Self-reliance: “Not dead yet”

August 4, 2009

I came across this article on the New York Times’ website about how people in urban and suburban areas alike are starting to raise their own chickens.

As a backyard chicken trend sweeps the country, hatcheries that supply baby chicks say they can barely keep up with demand. Do-it-yourself coops have popped up in places as disparate as Brooklyn, suburban Chicago and the rural West. But for many others, a deep current of economic distress underlies the chicken boomlet, as people seek ways to fend for themselves in tough times. Even if spreadsheets can demonstrate that raising chickens at home is not cost-effective, it may instill an invaluable sense of self-reliance.

— New York Times, “Keeping Their Eggs in Their Backyard Nests,” 8-4-2009

The article admits that it is cheaper to buy eggs and meat at a grocery store than it is to raise chickens oneself.
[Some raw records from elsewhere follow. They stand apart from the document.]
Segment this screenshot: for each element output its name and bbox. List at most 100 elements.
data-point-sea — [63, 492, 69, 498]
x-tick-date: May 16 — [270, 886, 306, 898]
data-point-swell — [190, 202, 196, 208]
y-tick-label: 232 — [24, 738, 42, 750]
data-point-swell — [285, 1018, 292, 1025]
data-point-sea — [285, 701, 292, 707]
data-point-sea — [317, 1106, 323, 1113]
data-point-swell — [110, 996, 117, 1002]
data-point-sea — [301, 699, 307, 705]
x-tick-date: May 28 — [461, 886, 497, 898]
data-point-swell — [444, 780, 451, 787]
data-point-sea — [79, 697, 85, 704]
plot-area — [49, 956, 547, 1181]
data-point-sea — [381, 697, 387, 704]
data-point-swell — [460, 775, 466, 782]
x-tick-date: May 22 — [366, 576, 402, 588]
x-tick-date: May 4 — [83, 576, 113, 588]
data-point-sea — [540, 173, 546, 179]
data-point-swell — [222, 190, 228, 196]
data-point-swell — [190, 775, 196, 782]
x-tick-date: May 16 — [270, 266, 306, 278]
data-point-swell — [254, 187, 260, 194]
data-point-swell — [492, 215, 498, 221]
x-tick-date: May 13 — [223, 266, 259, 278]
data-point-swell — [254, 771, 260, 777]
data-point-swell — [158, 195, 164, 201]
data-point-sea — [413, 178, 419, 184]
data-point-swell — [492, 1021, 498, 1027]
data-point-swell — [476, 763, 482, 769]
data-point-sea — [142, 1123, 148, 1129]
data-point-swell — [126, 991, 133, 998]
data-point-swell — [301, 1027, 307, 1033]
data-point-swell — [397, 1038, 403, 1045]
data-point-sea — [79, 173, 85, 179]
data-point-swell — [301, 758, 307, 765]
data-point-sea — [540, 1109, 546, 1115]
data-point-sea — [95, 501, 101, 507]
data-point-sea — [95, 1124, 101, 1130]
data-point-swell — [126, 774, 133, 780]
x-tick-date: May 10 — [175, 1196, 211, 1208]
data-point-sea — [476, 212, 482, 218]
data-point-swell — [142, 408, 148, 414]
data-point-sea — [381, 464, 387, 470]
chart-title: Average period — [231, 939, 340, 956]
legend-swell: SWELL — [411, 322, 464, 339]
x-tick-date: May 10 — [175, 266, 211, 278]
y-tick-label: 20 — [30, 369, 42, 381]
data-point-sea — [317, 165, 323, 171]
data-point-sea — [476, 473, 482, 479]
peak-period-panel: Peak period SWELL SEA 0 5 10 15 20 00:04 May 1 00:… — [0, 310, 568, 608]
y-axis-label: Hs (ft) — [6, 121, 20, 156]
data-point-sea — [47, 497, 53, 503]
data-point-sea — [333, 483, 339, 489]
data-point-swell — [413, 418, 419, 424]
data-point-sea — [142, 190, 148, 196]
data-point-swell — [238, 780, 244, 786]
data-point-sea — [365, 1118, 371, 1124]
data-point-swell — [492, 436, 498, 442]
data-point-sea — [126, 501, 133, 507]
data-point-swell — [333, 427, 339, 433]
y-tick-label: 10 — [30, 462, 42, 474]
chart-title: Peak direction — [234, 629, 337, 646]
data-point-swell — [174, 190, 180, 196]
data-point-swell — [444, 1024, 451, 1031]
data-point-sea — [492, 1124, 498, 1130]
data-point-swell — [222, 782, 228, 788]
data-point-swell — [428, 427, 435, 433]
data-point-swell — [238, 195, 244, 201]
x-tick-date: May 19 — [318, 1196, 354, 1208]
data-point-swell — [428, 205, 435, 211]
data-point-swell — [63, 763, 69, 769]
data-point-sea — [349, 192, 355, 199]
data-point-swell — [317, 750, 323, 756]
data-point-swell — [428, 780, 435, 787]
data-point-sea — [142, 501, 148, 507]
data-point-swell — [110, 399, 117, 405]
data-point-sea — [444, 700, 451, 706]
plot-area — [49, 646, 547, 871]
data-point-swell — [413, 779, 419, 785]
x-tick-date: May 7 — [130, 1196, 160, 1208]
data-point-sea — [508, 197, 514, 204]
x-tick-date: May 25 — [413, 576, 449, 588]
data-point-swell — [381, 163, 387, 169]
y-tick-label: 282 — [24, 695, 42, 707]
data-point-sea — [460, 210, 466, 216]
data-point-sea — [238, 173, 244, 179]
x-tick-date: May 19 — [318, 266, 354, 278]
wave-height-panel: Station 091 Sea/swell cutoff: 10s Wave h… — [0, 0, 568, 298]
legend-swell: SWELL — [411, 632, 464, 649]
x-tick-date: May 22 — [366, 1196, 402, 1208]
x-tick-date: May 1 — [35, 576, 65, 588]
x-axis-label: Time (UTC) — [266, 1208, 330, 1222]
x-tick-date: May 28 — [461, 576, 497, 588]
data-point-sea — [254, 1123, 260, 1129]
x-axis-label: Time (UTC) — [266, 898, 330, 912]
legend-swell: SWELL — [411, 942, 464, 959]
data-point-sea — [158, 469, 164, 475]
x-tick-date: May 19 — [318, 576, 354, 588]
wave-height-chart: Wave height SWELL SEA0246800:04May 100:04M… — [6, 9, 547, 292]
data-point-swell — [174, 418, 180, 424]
But that just shows that people aren’t so much motivated to raise their own chickens just to save money. They enjoy the idea of having more control over their food supply and not  subjecting themselves to supermarket prices. And in an economy where food prices are unstable, why be dependent when you can do-it-yourself? It’s also cool to see people selling eggs and meat to their neighbors and communities…a little free market going on at the local level.

Because of the costs of doing it yourself, it may not be the most strategic or economic option, but I’m sure it’s more rewarding in the end. And that’s more important–that people be able to see the rewards and benefits of free and voluntary exchange in their personal experience…before Obama nationalizes the poultry industry.